On April 27, 2015, Peter Mantas and Pat McCann secured a victory in a major criminal bid-rigging trial. This communique will provide you with some further information about the trial including why it is important for companies that engage in any procurements and why it is precedent setting.
In a dramatic conclusion to an eight month trial, eleven jurors delivered 60 “not guilty” verdicts on April 27, 2015 in the Ontario Superior Court of Justice before Justice Bonnie Warkentin. Peter and Pat represented TPG Technology Consulting Ltd. and Philip McDonald.
The case broke new ground in areas of competition, procurement and white collar criminal law. The trial involved over a million pages of documents and was held in a specially designed electronic courtroom in Ottawa.
The accused were six individuals and three corporations. One other individual was acquitted earlier when the trial judge directed a verdict of not guilty at the conclusion of the case for the Crown. With the exception of one individual accused, the other defendants were self-represented. The defendants were charged with bid-rigging under section 47(2) of the Competition Act, conspiracy to bid-rig under section 465(1)(c) of the Criminal Code, and counselling an individual to bid-rig under section 464(a) of the Criminal Code.
The allegations concerned responses to ten Request for Proposals (RFPs) for the Canada Border Services Agency (CBSA), Public Works and Government Services Canada (PWGSC), and Transport Canada (TC) by several small and medium-sized companies in the Ottawa information technology consulting industry in the Summer and Fall of 2005.
The Competition Bureau had conducted the investigation that lasted over three years before charges were laid in February, 2009. A guilty verdict could have resulted in major fines, imprisonment of up to five years, and the “debarment” of the companies and individuals preventing them from doing any business with the federal government for up to 10 years.

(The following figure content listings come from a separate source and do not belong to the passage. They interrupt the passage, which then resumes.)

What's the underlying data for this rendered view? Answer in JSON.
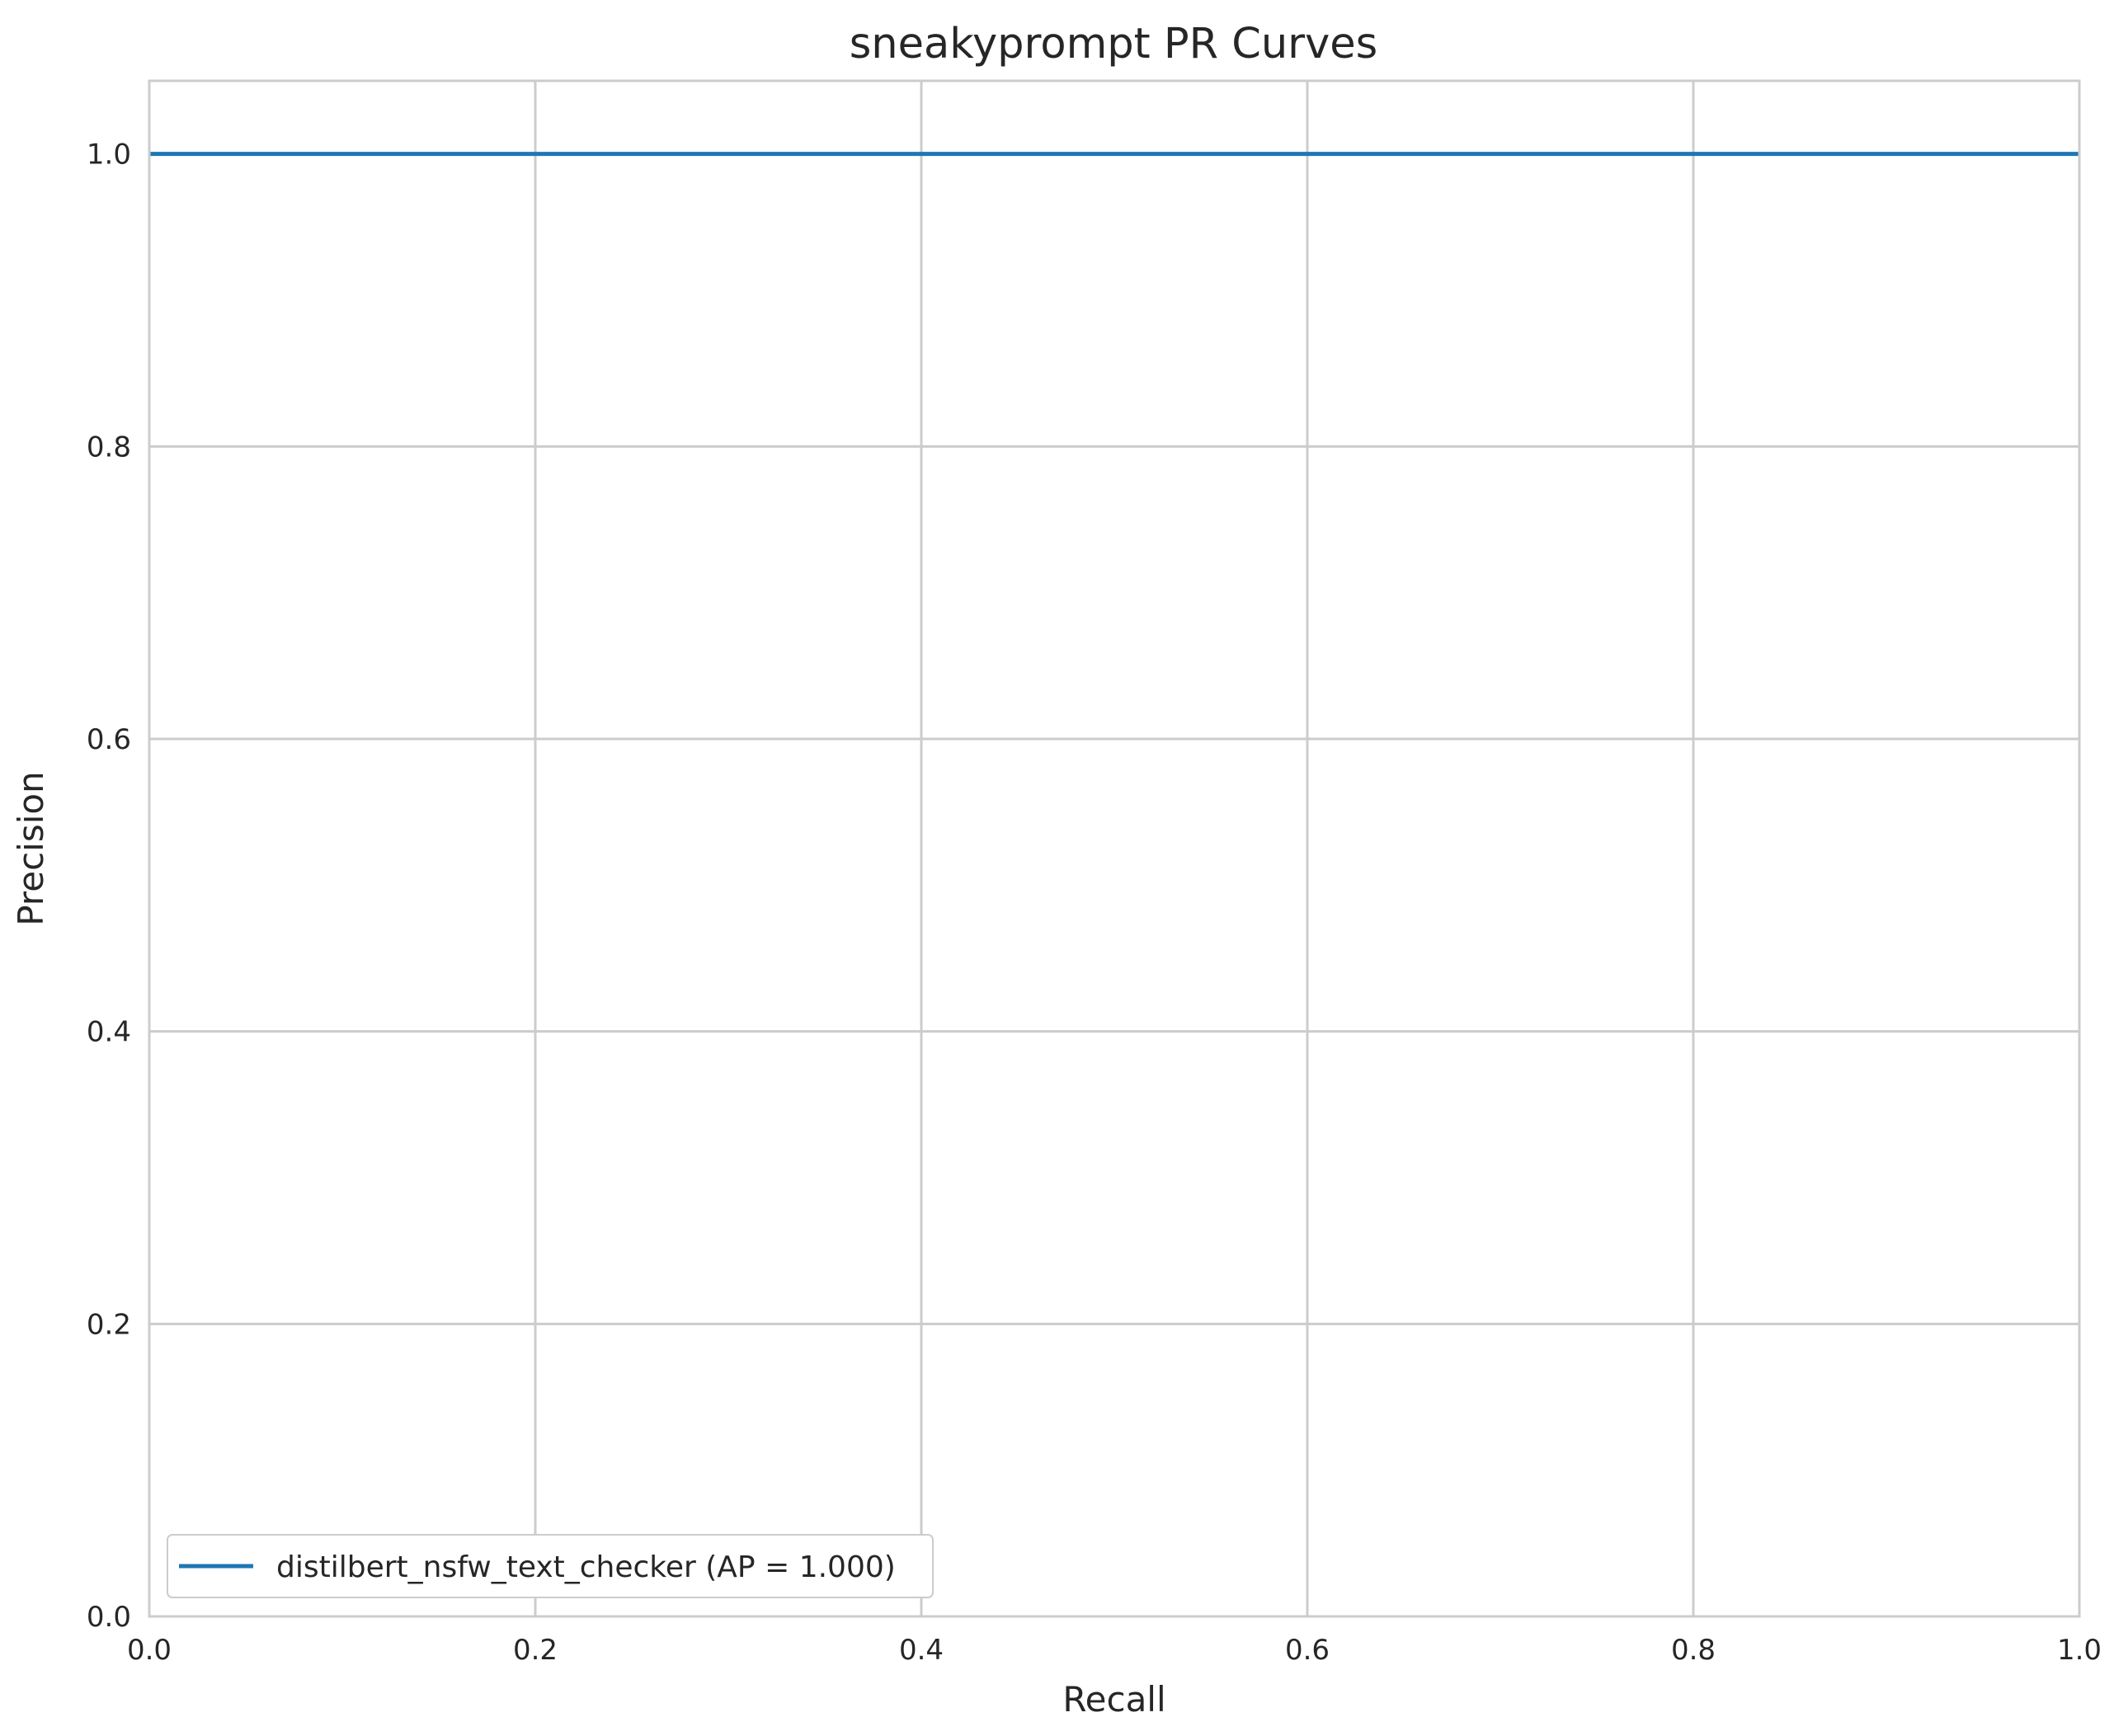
{
  "chart_data": {
    "type": "line",
    "title": "sneakyprompt PR Curves",
    "xlabel": "Recall",
    "ylabel": "Precision",
    "xlim": [
      0.0,
      1.0
    ],
    "ylim": [
      0.0,
      1.05
    ],
    "xticks": [
      0.0,
      0.2,
      0.4,
      0.6,
      0.8,
      1.0
    ],
    "yticks": [
      0.0,
      0.2,
      0.4,
      0.6,
      0.8,
      1.0
    ],
    "xtick_labels": [
      "0.0",
      "0.2",
      "0.4",
      "0.6",
      "0.8",
      "1.0"
    ],
    "ytick_labels": [
      "0.0",
      "0.2",
      "0.4",
      "0.6",
      "0.8",
      "1.0"
    ],
    "grid": true,
    "legend_position": "lower-left",
    "series": [
      {
        "name": "distilbert_nsfw_text_checker (AP = 1.000)",
        "color": "#1f77b4",
        "x": [
          0.0,
          1.0
        ],
        "y": [
          1.0,
          1.0
        ]
      }
    ]
  }
}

From a precedent standpoint, the rulings by the trial judge on how the jury should be instructed on the issues are significant. She was required to define “bids or tenders”, then decide whether the defence of mistake of fact applied, what types of arrangements or agreements were forbidden by the Competition Act, and how and to whom the accused should “make known” any arrangement or agreement. These rulings shed light on the uncertainty inherent in the wording of section 47 of the Competition Act.
Peter and Pat had earlier won a constitutional challenge to section 69 of the Competition Act before Justice Warkentin, on the basis that the section created a reverse onus on the defendants in violation of the Charter. This strategic win was also interesting in that the judge found that in today’s world, people cannot be assumed to have read all the emails in their inbox.
The decision in this matter demonstrates that bid-rigging charges can be successfully defended. Given the broader adverse consequences of a guilty plea, such as reputational damage or being barred from doing business with the federal government, businesses should not assume that they must pursue a plea bargain with the Competition Bureau.
Peter Mantas and Patrick McCann have extensive experience in litigating procurement and competition law cases. Pat, who recently joined the firm, is a veteran of the criminal bar. They are both members of Fasken Martineau’s newly-created White Collar Crime, Investigations and Compliance group who represent clients from the moment the authorities commence investigations through representations in court or before the relevant tribunal, in multi-jurisdictional white collar crime cases and investigations. Peter and Pat are also members of our Litigation and Dispute Resolution Group as well as our Antitrust/Competition & Marketing group.